As the largest conference in the sprawling and interdisciplinary field of Gothic studies, which spans the length and breadth of the Humanities, and with hundreds of delegates, the IGA conference is an incredible platform for meeting other researchers, sharing my own research, and attend a dizzying number of fascinating presentations. It is the perfect environment to network and meet established scholars as well as fellow postgraduate students as well as being a very inclusive and supportive community of passionate researchers. I was able to present my research on aquatic hybridity and monstrosity in postmillennial Weird Fiction to my peers as well as receive incredibly constructive feedback. Attending such events is not only hugely beneficial in terms of experience but also in terms of visibility and recognition within rapidly growing fields of inquiry. I am also deeply grateful to the conference committee and all other members of the IGA for choosing me as one of their doctoral student representatives until the next conference in 2026 (at the University of Hull?)  

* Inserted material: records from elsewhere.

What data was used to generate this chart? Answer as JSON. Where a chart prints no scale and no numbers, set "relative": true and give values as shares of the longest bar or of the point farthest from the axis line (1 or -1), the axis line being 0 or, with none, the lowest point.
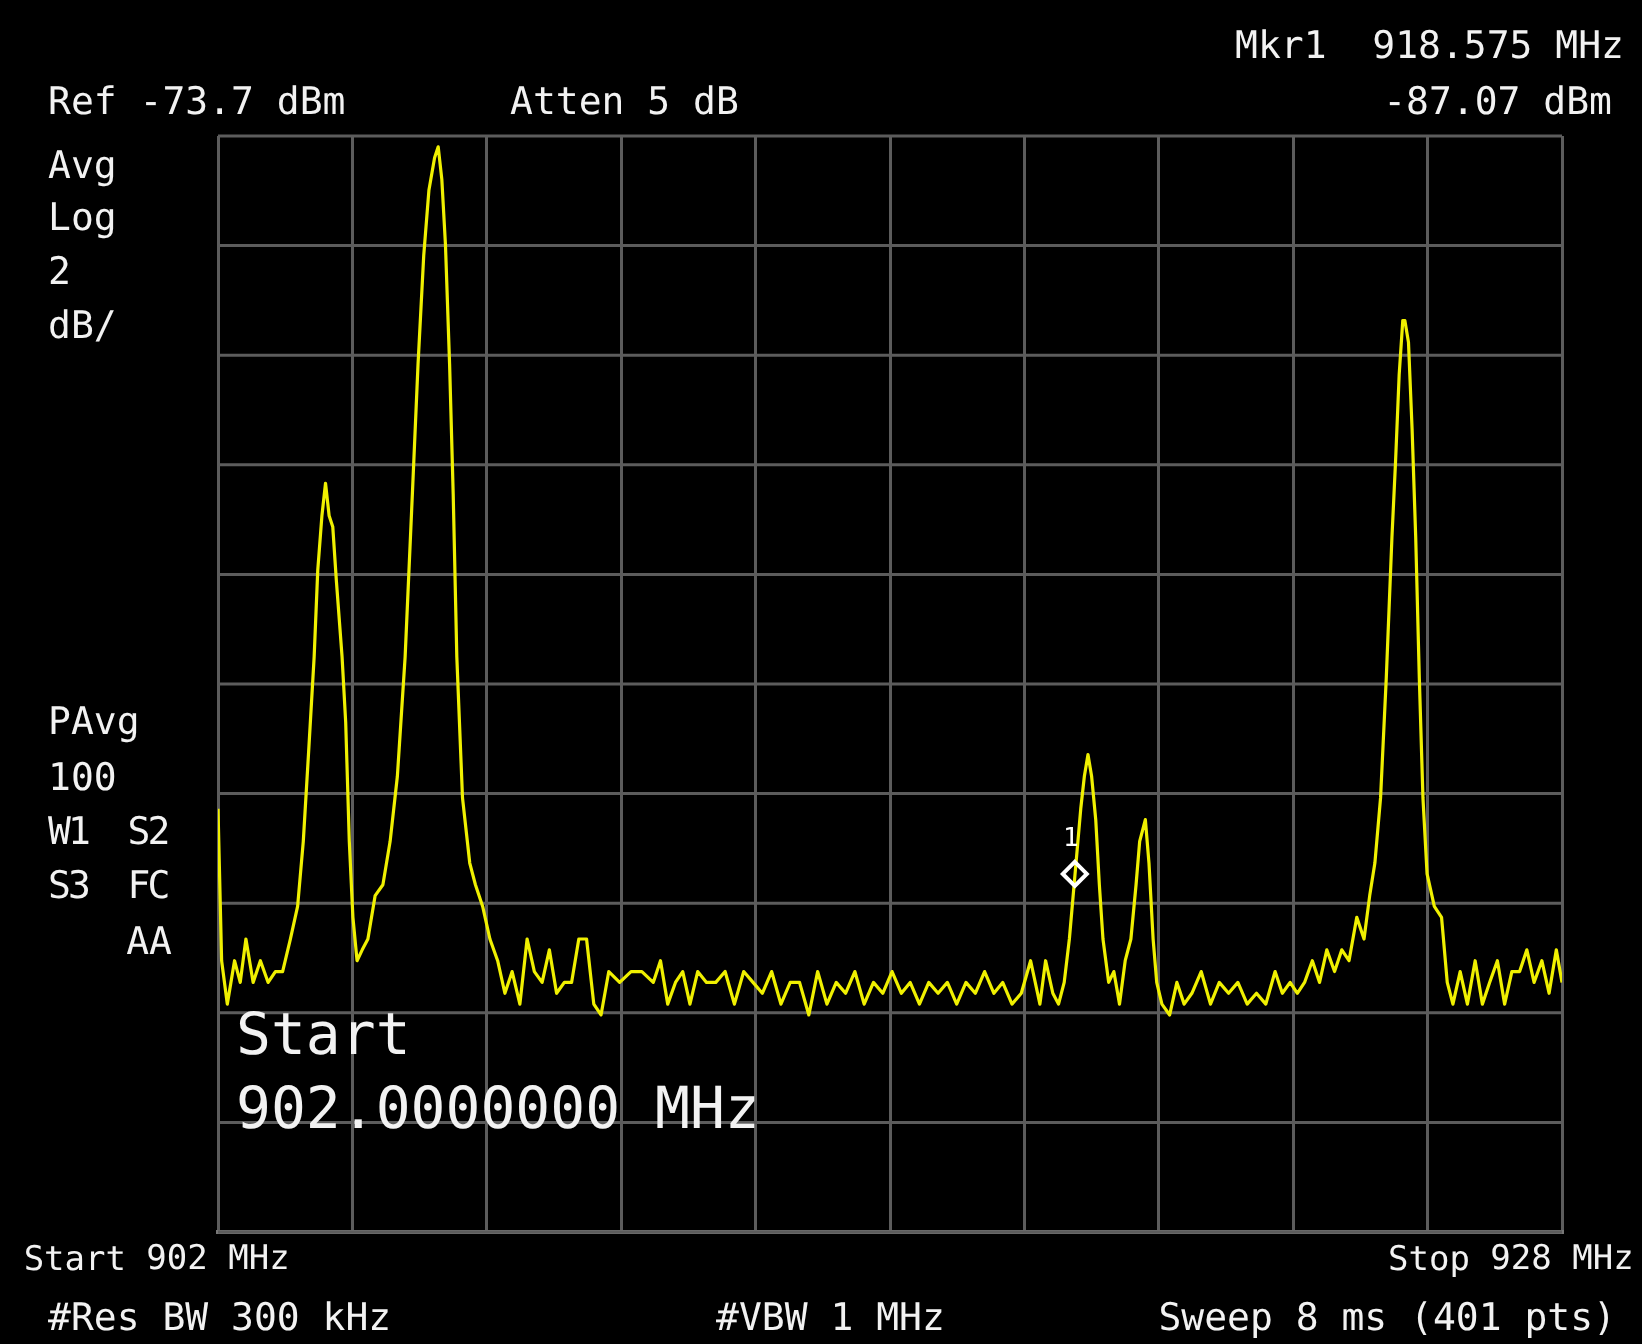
{
  "chart_data": {
    "type": "line",
    "annotations": [
      "Ref -73.7 dBm",
      "Atten 5 dB",
      "Mkr1  918.575 MHz",
      "-87.07 dBm",
      "Avg",
      "Log",
      "2",
      "dB/",
      "PAvg",
      "100",
      "W1  S2",
      "S3  FC",
      "AA",
      "Start",
      "902.0000000 MHz",
      "#Res BW 300 kHz",
      "#VBW 1 MHz",
      "Sweep 8 ms (401 pts)",
      "Start",
      "Stop",
      {
        "text": "1",
        "x": 918.575,
        "y": 0.33
      }
    ],
    "xlim": [
      902,
      928
    ],
    "xticks": [
      {
        "value": 902,
        "label": "902 MHz"
      },
      {
        "value": 904.6,
        "label": null
      },
      {
        "value": 907.2,
        "label": null
      },
      {
        "value": 909.8,
        "label": null
      },
      {
        "value": 912.4,
        "label": null
      },
      {
        "value": 915,
        "label": null
      },
      {
        "value": 917.6,
        "label": null
      },
      {
        "value": 920.2,
        "label": null
      },
      {
        "value": 922.8,
        "label": null
      },
      {
        "value": 925.4,
        "label": null
      },
      {
        "value": 928,
        "label": "928 MHz"
      }
    ],
    "relative": true,
    "tick_labels": "x",
    "grid": true,
    "legend": false,
    "marker": "none",
    "line_style": "solid",
    "series": [
      {
        "color": "#f0f000",
        "x": [
          902.0,
          902.07,
          902.18,
          902.32,
          902.43,
          902.54,
          902.68,
          902.82,
          902.97,
          903.11,
          903.25,
          903.4,
          903.54,
          903.65,
          903.75,
          903.86,
          903.93,
          904.01,
          904.08,
          904.15,
          904.22,
          904.29,
          904.4,
          904.47,
          904.54,
          904.61,
          904.69,
          904.79,
          904.9,
          905.04,
          905.19,
          905.33,
          905.47,
          905.62,
          905.76,
          905.87,
          905.98,
          906.08,
          906.19,
          906.26,
          906.33,
          906.4,
          906.48,
          906.55,
          906.62,
          906.73,
          906.87,
          906.98,
          907.12,
          907.26,
          907.41,
          907.55,
          907.69,
          907.84,
          907.98,
          908.12,
          908.27,
          908.41,
          908.55,
          908.7,
          908.84,
          908.98,
          909.13,
          909.27,
          909.41,
          909.56,
          909.77,
          909.99,
          910.2,
          910.42,
          910.56,
          910.7,
          910.85,
          910.99,
          911.13,
          911.28,
          911.45,
          911.63,
          911.81,
          911.99,
          912.17,
          912.35,
          912.53,
          912.71,
          912.89,
          913.07,
          913.25,
          913.43,
          913.6,
          913.78,
          913.96,
          914.14,
          914.32,
          914.5,
          914.68,
          914.86,
          915.04,
          915.22,
          915.39,
          915.57,
          915.75,
          915.93,
          916.11,
          916.29,
          916.47,
          916.65,
          916.83,
          917.01,
          917.18,
          917.36,
          917.54,
          917.72,
          917.9,
          918.01,
          918.15,
          918.26,
          918.37,
          918.47,
          918.58,
          918.69,
          918.76,
          918.83,
          918.9,
          918.98,
          919.05,
          919.12,
          919.23,
          919.33,
          919.44,
          919.55,
          919.66,
          919.76,
          919.83,
          919.94,
          920.01,
          920.09,
          920.16,
          920.26,
          920.41,
          920.55,
          920.69,
          920.84,
          921.02,
          921.2,
          921.37,
          921.55,
          921.73,
          921.91,
          922.09,
          922.27,
          922.45,
          922.59,
          922.74,
          922.88,
          923.02,
          923.17,
          923.31,
          923.45,
          923.6,
          923.74,
          923.88,
          924.03,
          924.17,
          924.28,
          924.38,
          924.49,
          924.6,
          924.71,
          924.78,
          924.85,
          924.92,
          924.96,
          925.03,
          925.1,
          925.17,
          925.24,
          925.31,
          925.39,
          925.53,
          925.67,
          925.78,
          925.89,
          926.03,
          926.17,
          926.32,
          926.46,
          926.6,
          926.75,
          926.89,
          927.03,
          927.18,
          927.32,
          927.46,
          927.61,
          927.75,
          927.89,
          928.0
        ],
        "values": [
          0.39,
          0.25,
          0.21,
          0.25,
          0.23,
          0.27,
          0.23,
          0.25,
          0.23,
          0.24,
          0.24,
          0.27,
          0.3,
          0.36,
          0.44,
          0.53,
          0.61,
          0.66,
          0.69,
          0.66,
          0.65,
          0.6,
          0.53,
          0.47,
          0.36,
          0.29,
          0.25,
          0.26,
          0.27,
          0.31,
          0.32,
          0.36,
          0.42,
          0.53,
          0.68,
          0.8,
          0.9,
          0.96,
          0.99,
          1,
          0.97,
          0.91,
          0.8,
          0.68,
          0.53,
          0.4,
          0.34,
          0.32,
          0.3,
          0.27,
          0.25,
          0.22,
          0.24,
          0.21,
          0.27,
          0.24,
          0.23,
          0.26,
          0.22,
          0.23,
          0.23,
          0.27,
          0.27,
          0.21,
          0.2,
          0.24,
          0.23,
          0.24,
          0.24,
          0.23,
          0.25,
          0.21,
          0.23,
          0.24,
          0.21,
          0.24,
          0.23,
          0.23,
          0.24,
          0.21,
          0.24,
          0.23,
          0.22,
          0.24,
          0.21,
          0.23,
          0.23,
          0.2,
          0.24,
          0.21,
          0.23,
          0.22,
          0.24,
          0.21,
          0.23,
          0.22,
          0.24,
          0.22,
          0.23,
          0.21,
          0.23,
          0.22,
          0.23,
          0.21,
          0.23,
          0.22,
          0.24,
          0.22,
          0.23,
          0.21,
          0.22,
          0.25,
          0.21,
          0.25,
          0.22,
          0.21,
          0.23,
          0.27,
          0.33,
          0.39,
          0.42,
          0.44,
          0.42,
          0.38,
          0.32,
          0.27,
          0.23,
          0.24,
          0.21,
          0.25,
          0.27,
          0.32,
          0.36,
          0.38,
          0.34,
          0.27,
          0.23,
          0.21,
          0.2,
          0.23,
          0.21,
          0.22,
          0.24,
          0.21,
          0.23,
          0.22,
          0.23,
          0.21,
          0.22,
          0.21,
          0.24,
          0.22,
          0.23,
          0.22,
          0.23,
          0.25,
          0.23,
          0.26,
          0.24,
          0.26,
          0.25,
          0.29,
          0.27,
          0.31,
          0.34,
          0.4,
          0.51,
          0.64,
          0.71,
          0.79,
          0.84,
          0.84,
          0.82,
          0.74,
          0.64,
          0.51,
          0.4,
          0.33,
          0.3,
          0.29,
          0.23,
          0.21,
          0.24,
          0.21,
          0.25,
          0.21,
          0.23,
          0.25,
          0.21,
          0.24,
          0.24,
          0.26,
          0.23,
          0.25,
          0.22,
          0.26,
          0.23
        ]
      }
    ]
  }
}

It is a little scary yet always wonderful in my experience to meet the scholars and researchers whose writing you have come across or indeed are quoting extensively in your research. Big conferences always prove fast-paced and exhausting, yet they are also incredibly inspiring. I’ve often felt at the end of a conference day like my social batteries were completely drained, but my scholarly ones were fully recharged, as these events remind me of why I have chosen to pursue an academic career and how passionate I am about my subject, giving me all the clarity and motivation I need. 

Visiting Halifax was also a wonderful experience as this was my first time in Canada. I was also able to make one of my dreams come true: to travel by overnight train from Montreal to Halifax across Eastern Canada’s vast forests and winding coastlines, a 25-hour journey that proved as awe-inspiring and beautifully serene as I imagined. 

Thank you again, Manchester Met, for helping me make this journey a reality.